The client is a large enterprise operating a complex supply chain ecosystem across multiple business units, logistics providers, warehouses, ERP systems, and third-party applications. Data was distributed across disconnected systems, making it difficult to achieve real-time visibility into operations, inventory, fulfillment, and supplier performance. The organization needed a scalable integration platform capable of unifying enterprise data and supporting advanced analytics across the supply chain network. To accelerate this transformation, the client partnered with Zymr.
The client’s supply chain data existed across multiple ERP platforms, warehouse management systems, transportation systems, procurement tools, and external partner applications. The lack of centralized visibility created operational silos and delayed decision-making.

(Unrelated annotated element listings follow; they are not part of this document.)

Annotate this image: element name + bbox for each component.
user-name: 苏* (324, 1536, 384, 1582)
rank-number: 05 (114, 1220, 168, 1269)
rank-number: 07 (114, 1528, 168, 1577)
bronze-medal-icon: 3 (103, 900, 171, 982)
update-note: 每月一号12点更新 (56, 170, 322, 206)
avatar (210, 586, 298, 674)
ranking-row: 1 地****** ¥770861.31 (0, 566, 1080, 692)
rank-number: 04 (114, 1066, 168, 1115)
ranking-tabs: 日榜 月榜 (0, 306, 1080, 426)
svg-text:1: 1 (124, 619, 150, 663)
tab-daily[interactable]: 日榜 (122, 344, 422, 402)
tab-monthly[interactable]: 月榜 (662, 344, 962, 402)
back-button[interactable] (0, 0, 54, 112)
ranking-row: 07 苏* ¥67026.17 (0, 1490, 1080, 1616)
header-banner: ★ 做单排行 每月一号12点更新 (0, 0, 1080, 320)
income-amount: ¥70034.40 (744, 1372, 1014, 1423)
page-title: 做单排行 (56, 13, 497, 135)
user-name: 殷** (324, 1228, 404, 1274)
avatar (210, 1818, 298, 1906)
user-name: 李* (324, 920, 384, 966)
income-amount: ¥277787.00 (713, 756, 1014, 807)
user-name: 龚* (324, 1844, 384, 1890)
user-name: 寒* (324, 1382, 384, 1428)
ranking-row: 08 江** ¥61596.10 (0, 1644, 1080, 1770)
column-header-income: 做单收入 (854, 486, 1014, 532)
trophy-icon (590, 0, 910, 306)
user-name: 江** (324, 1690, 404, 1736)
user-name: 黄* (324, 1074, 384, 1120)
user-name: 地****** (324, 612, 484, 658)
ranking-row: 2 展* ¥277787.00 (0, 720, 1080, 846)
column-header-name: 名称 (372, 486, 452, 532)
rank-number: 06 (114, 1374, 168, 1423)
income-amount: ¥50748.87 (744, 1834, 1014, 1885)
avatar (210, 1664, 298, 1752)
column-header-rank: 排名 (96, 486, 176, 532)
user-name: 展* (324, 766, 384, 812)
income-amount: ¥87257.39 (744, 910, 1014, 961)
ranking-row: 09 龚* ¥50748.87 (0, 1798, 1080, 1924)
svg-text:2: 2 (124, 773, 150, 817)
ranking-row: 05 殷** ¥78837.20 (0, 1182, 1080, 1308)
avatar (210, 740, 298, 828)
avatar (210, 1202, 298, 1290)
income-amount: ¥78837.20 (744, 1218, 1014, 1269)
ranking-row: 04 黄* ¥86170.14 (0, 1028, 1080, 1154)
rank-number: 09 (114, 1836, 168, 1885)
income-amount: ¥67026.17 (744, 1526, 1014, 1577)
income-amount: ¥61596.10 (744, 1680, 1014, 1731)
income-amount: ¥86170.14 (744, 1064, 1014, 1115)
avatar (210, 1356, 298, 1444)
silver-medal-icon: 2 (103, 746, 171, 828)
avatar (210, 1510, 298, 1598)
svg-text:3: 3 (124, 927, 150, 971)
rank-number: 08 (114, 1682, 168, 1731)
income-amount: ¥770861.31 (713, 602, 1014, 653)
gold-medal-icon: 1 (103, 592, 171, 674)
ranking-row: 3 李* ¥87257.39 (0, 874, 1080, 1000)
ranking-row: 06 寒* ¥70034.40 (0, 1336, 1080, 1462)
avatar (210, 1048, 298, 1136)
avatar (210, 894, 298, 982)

Reporting processes were heavily dependent on manual consolidation of data from different systems, resulting in inconsistent reporting and delayed operational insights. Business teams struggled to access accurate, real-time information related to inventory movement, shipment tracking, supplier performance, and order fulfillment.
The existing integration environment was difficult to scale and lacked the flexibility required to onboard new systems efficiently. In addition, inconsistent data formats and disconnected workflows limited the organization’s ability to implement enterprise-wide analytics and AI-driven forecasting initiatives.
The client needed a modern integration hub platform capable of unifying data across the supply chain ecosystem while supporting scalable analytics, operational visibility, and future digital transformation initiatives.
Zymr engineered a scalable lakehouse-backed integration platform that unified enterprise data across supply chain systems and enabled real-time analytics, operational visibility, and intelligent reporting.
Zymr designed and implemented a modern integration hub platform engineered to support enterprise-scale supply chain operations, data unification, and analytics.